What Our Holding With Respect To Part .IV Ought To Be.

The conclusion is inescapable that admission of defendant’s assertion of her Fourth Amendment rights in this case would not *1358impair to an appreciable extent any of the policies of either the Fourth or Fifth Amendments. Therefore, I would hold that evidence of the exercise by the defendant of her Fourth Amendment right to resist a search without a warrant can be admitted in evidence, at the option of either the prosecution or defense, in any retrial of the defendant on charges of having violated 18 U.S.C. § 3. If admitted, the jury should be given the cautionary instruction required by Little and Camara. This would not be an unjust result because under the circumstances of this case a retrial will occur, to repeat, only if the warrantless search was proper; if improper, the suppression of the fruits of the search will make a trial and conviction extremely unlikely.
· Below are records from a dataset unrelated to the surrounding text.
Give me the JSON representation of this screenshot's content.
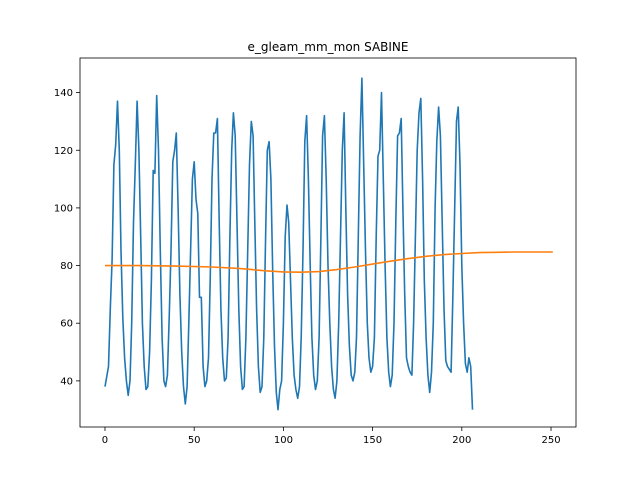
{
  "chart_data": {
    "type": "line",
    "title": "e_gleam_mm_mon SABINE",
    "xlabel": "",
    "ylabel": "",
    "xlim": [
      -14,
      264
    ],
    "ylim": [
      24,
      152
    ],
    "grid": false,
    "legend": "none",
    "x_ticks": [
      0,
      50,
      100,
      150,
      200,
      250
    ],
    "y_ticks": [
      40,
      60,
      80,
      100,
      120,
      140
    ],
    "series": [
      {
        "color": "#1f77b4",
        "points": [
          [
            0,
            38
          ],
          [
            2,
            45
          ],
          [
            3,
            65
          ],
          [
            4,
            82
          ],
          [
            5,
            115
          ],
          [
            6,
            122
          ],
          [
            7,
            137
          ],
          [
            8,
            120
          ],
          [
            9,
            85
          ],
          [
            10,
            62
          ],
          [
            11,
            48
          ],
          [
            12,
            40
          ],
          [
            13,
            35
          ],
          [
            14,
            40
          ],
          [
            15,
            60
          ],
          [
            16,
            95
          ],
          [
            17,
            115
          ],
          [
            18,
            137
          ],
          [
            19,
            120
          ],
          [
            20,
            90
          ],
          [
            21,
            60
          ],
          [
            22,
            45
          ],
          [
            23,
            37
          ],
          [
            24,
            38
          ],
          [
            25,
            50
          ],
          [
            26,
            75
          ],
          [
            27,
            113
          ],
          [
            28,
            112
          ],
          [
            29,
            139
          ],
          [
            30,
            120
          ],
          [
            31,
            85
          ],
          [
            32,
            55
          ],
          [
            33,
            40
          ],
          [
            34,
            38
          ],
          [
            35,
            42
          ],
          [
            36,
            62
          ],
          [
            37,
            85
          ],
          [
            38,
            116
          ],
          [
            39,
            120
          ],
          [
            40,
            126
          ],
          [
            41,
            100
          ],
          [
            42,
            70
          ],
          [
            43,
            50
          ],
          [
            44,
            38
          ],
          [
            45,
            32
          ],
          [
            46,
            38
          ],
          [
            47,
            60
          ],
          [
            48,
            85
          ],
          [
            49,
            110
          ],
          [
            50,
            116
          ],
          [
            51,
            103
          ],
          [
            52,
            98
          ],
          [
            53,
            69
          ],
          [
            54,
            69
          ],
          [
            55,
            45
          ],
          [
            56,
            38
          ],
          [
            57,
            40
          ],
          [
            58,
            48
          ],
          [
            59,
            75
          ],
          [
            60,
            110
          ],
          [
            61,
            126
          ],
          [
            62,
            126
          ],
          [
            63,
            131
          ],
          [
            64,
            95
          ],
          [
            65,
            65
          ],
          [
            66,
            48
          ],
          [
            67,
            40
          ],
          [
            68,
            41
          ],
          [
            69,
            55
          ],
          [
            70,
            90
          ],
          [
            71,
            120
          ],
          [
            72,
            133
          ],
          [
            73,
            125
          ],
          [
            74,
            95
          ],
          [
            75,
            65
          ],
          [
            76,
            45
          ],
          [
            77,
            37
          ],
          [
            78,
            38
          ],
          [
            79,
            55
          ],
          [
            80,
            85
          ],
          [
            81,
            115
          ],
          [
            82,
            130
          ],
          [
            83,
            125
          ],
          [
            84,
            95
          ],
          [
            85,
            65
          ],
          [
            86,
            45
          ],
          [
            87,
            36
          ],
          [
            88,
            38
          ],
          [
            89,
            55
          ],
          [
            90,
            90
          ],
          [
            91,
            120
          ],
          [
            92,
            123
          ],
          [
            93,
            110
          ],
          [
            94,
            78
          ],
          [
            95,
            52
          ],
          [
            96,
            36
          ],
          [
            97,
            30
          ],
          [
            98,
            37
          ],
          [
            99,
            40
          ],
          [
            100,
            60
          ],
          [
            101,
            90
          ],
          [
            102,
            101
          ],
          [
            103,
            95
          ],
          [
            104,
            75
          ],
          [
            105,
            55
          ],
          [
            106,
            42
          ],
          [
            107,
            37
          ],
          [
            108,
            34
          ],
          [
            109,
            38
          ],
          [
            110,
            55
          ],
          [
            111,
            85
          ],
          [
            112,
            123
          ],
          [
            113,
            132
          ],
          [
            114,
            110
          ],
          [
            115,
            80
          ],
          [
            116,
            55
          ],
          [
            117,
            42
          ],
          [
            118,
            37
          ],
          [
            119,
            40
          ],
          [
            120,
            55
          ],
          [
            121,
            90
          ],
          [
            122,
            125
          ],
          [
            123,
            132
          ],
          [
            124,
            110
          ],
          [
            125,
            80
          ],
          [
            126,
            60
          ],
          [
            127,
            45
          ],
          [
            128,
            37
          ],
          [
            129,
            34
          ],
          [
            130,
            40
          ],
          [
            131,
            60
          ],
          [
            132,
            90
          ],
          [
            133,
            120
          ],
          [
            134,
            133
          ],
          [
            135,
            100
          ],
          [
            136,
            70
          ],
          [
            137,
            52
          ],
          [
            138,
            42
          ],
          [
            139,
            40
          ],
          [
            140,
            43
          ],
          [
            141,
            55
          ],
          [
            142,
            90
          ],
          [
            143,
            125
          ],
          [
            144,
            145
          ],
          [
            145,
            115
          ],
          [
            146,
            85
          ],
          [
            147,
            60
          ],
          [
            148,
            48
          ],
          [
            149,
            43
          ],
          [
            150,
            45
          ],
          [
            151,
            55
          ],
          [
            152,
            90
          ],
          [
            153,
            118
          ],
          [
            154,
            120
          ],
          [
            155,
            140
          ],
          [
            156,
            110
          ],
          [
            157,
            80
          ],
          [
            158,
            55
          ],
          [
            159,
            43
          ],
          [
            160,
            38
          ],
          [
            161,
            42
          ],
          [
            162,
            60
          ],
          [
            163,
            95
          ],
          [
            164,
            125
          ],
          [
            165,
            126
          ],
          [
            166,
            131
          ],
          [
            167,
            100
          ],
          [
            168,
            70
          ],
          [
            169,
            48
          ],
          [
            170,
            45
          ],
          [
            171,
            43
          ],
          [
            172,
            42
          ],
          [
            173,
            60
          ],
          [
            174,
            90
          ],
          [
            175,
            120
          ],
          [
            176,
            133
          ],
          [
            177,
            138
          ],
          [
            178,
            110
          ],
          [
            179,
            75
          ],
          [
            180,
            55
          ],
          [
            181,
            42
          ],
          [
            182,
            36
          ],
          [
            183,
            43
          ],
          [
            184,
            60
          ],
          [
            185,
            100
          ],
          [
            186,
            123
          ],
          [
            187,
            135
          ],
          [
            188,
            125
          ],
          [
            189,
            95
          ],
          [
            190,
            65
          ],
          [
            191,
            47
          ],
          [
            192,
            45
          ],
          [
            193,
            44
          ],
          [
            194,
            43
          ],
          [
            195,
            70
          ],
          [
            196,
            100
          ],
          [
            197,
            130
          ],
          [
            198,
            135
          ],
          [
            199,
            115
          ],
          [
            200,
            80
          ],
          [
            201,
            60
          ],
          [
            202,
            46
          ],
          [
            203,
            43
          ],
          [
            204,
            48
          ],
          [
            205,
            45
          ],
          [
            206,
            30
          ]
        ]
      },
      {
        "color": "#ff7f0e",
        "points": [
          [
            0,
            80
          ],
          [
            20,
            80
          ],
          [
            40,
            79.8
          ],
          [
            60,
            79.5
          ],
          [
            75,
            79
          ],
          [
            90,
            78.2
          ],
          [
            100,
            77.8
          ],
          [
            110,
            77.7
          ],
          [
            120,
            77.9
          ],
          [
            130,
            78.6
          ],
          [
            140,
            79.5
          ],
          [
            150,
            80.5
          ],
          [
            160,
            81.5
          ],
          [
            170,
            82.4
          ],
          [
            180,
            83.2
          ],
          [
            190,
            83.8
          ],
          [
            200,
            84.2
          ],
          [
            210,
            84.5
          ],
          [
            220,
            84.6
          ],
          [
            230,
            84.7
          ],
          [
            240,
            84.7
          ],
          [
            251,
            84.7
          ]
        ]
      }
    ]
  }
}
. The majority to acknowledge in revisions in response to this dissent that “some costs do attach to the exercise of constitutional rights . ”, See p. 1353. However, it is reasonably clear that the majority continue to view their result as required by constitutional law. It is this belief that the constitution requires their result which I be-Heve to be erroneous and, as I say at slip op. p. 1353, “mischievous.” This latter quality exists because the extent to which an accused can use the principle to distort selectively the facts surrounding an entry to search cannot be reasonably predicted within the limits we normally require in promulgating sound principles of law.